Cheryl Carolus is to cut short her successful term as South Africa's high commissioner to London, and will return home to take up the post of chief executive officer of Satour, the tourism authority.

Carolus is expected back in September, five months before her four-year contract expires. The South African government is reportedly seeking agreement from Britain for Lindiwe Mabuza, at present South Africa's high commissioner to Malaysia, to replace Carolus in London.

A recognised poet, Mabuza was formerly South Africa's ambassador to Bonn. In the apartheid era she served as the ANC representative in Washington and Stockholm.

Mabuza's new appointment will continue the tradition, established during the Mandela presidency, of sending mostly women ambassadors to the wealthy G7 countries.

Carolus, a former high school teacher who became a political activist in the mid-1980s and rose to the position of secretary-general of the ANC, has long said she wished to take a break from active politics.

Her term in London is generally regarded as having been highly successful.

This year she presided over the high-profile Celebrate South Africa campaign, which featured open-air concerts and celebrity endorsement for the country.

The excellent state of British-South African relations considerably eased Carolus's task.
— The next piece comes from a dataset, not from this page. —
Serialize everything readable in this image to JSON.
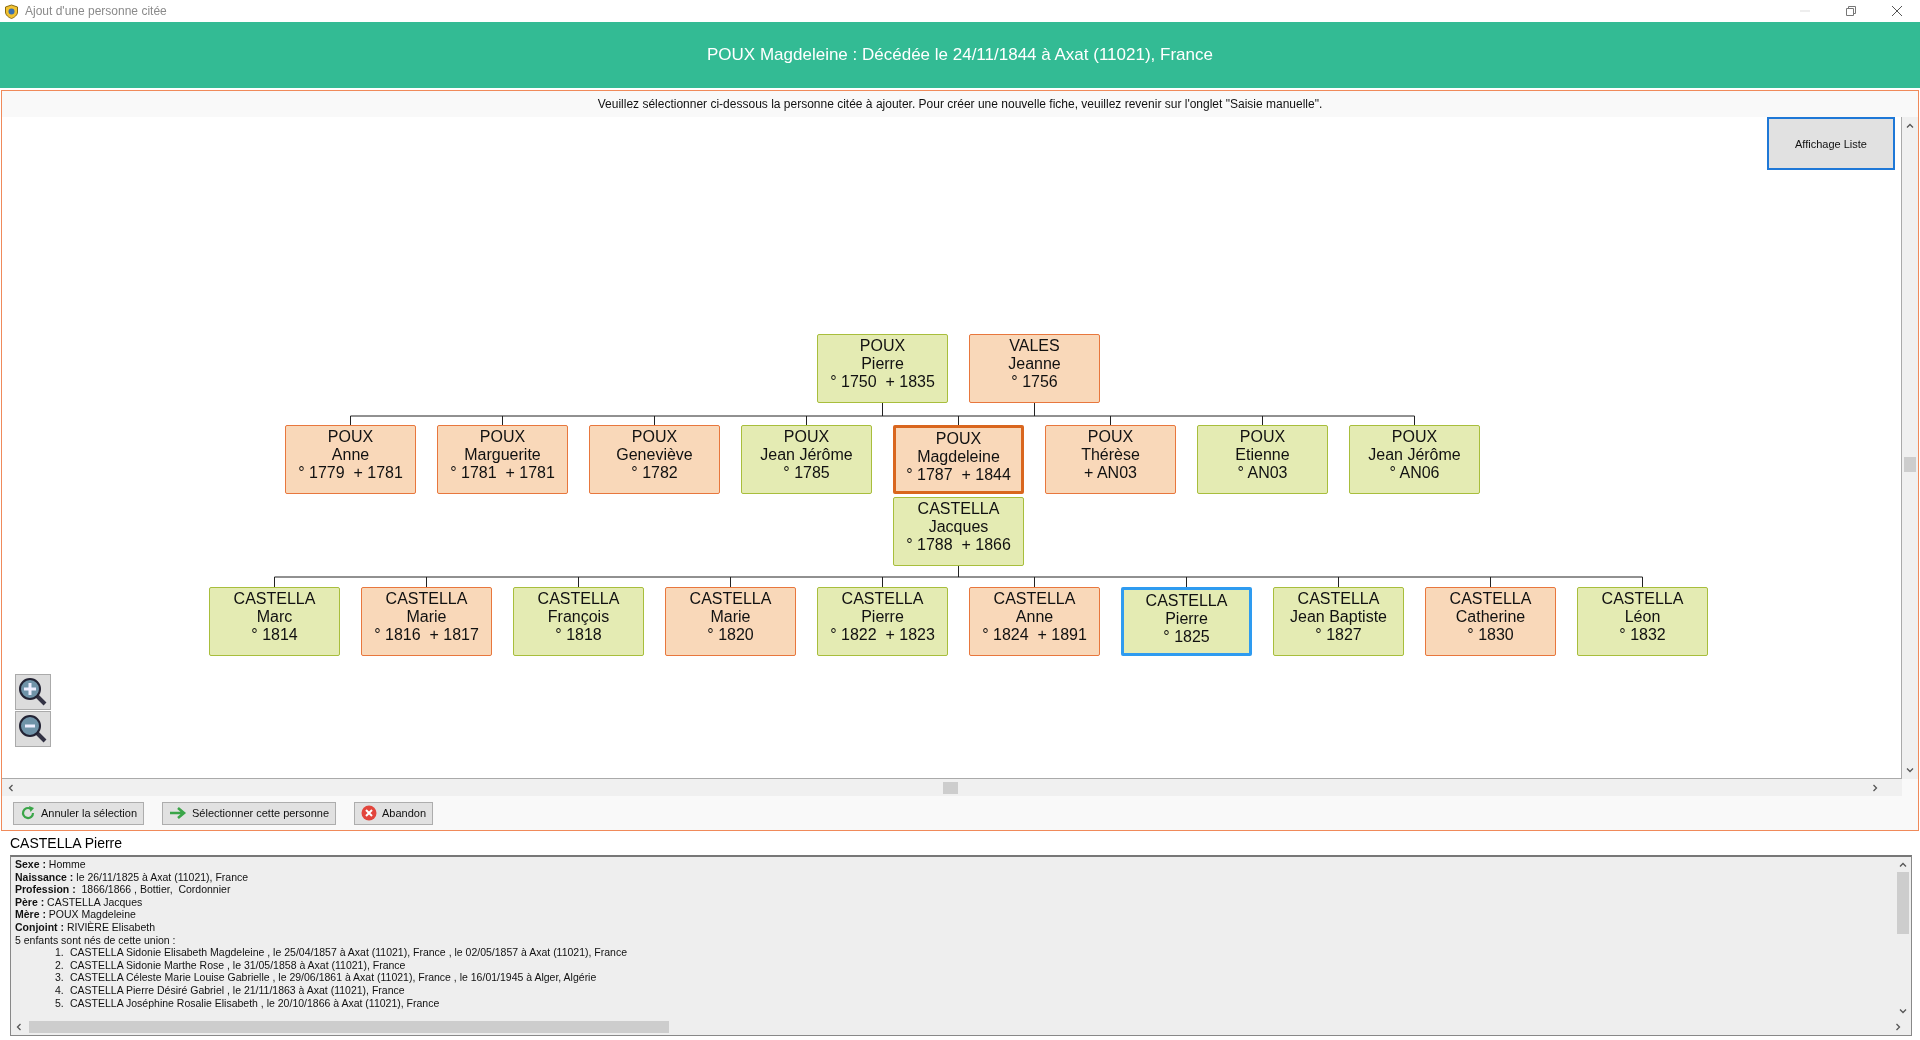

The British media have been fond of personifying this by playing up the close personal relationship between Carolus and her British counterpart, Ann Grant.

Early in her tenure, Carolus privately expressed misgivings that the attention given to her decorative, ethnic costumes might detract from the seriousness of her job with arguably South Africa's closest European friend.

Her diplomatic colleagues, however, reassured her that her colourful image was greatly to the benefit of the new South Africa.

The acumen she showed in projecting an attractive and appealing image of South Africa made her a natural to head Satour.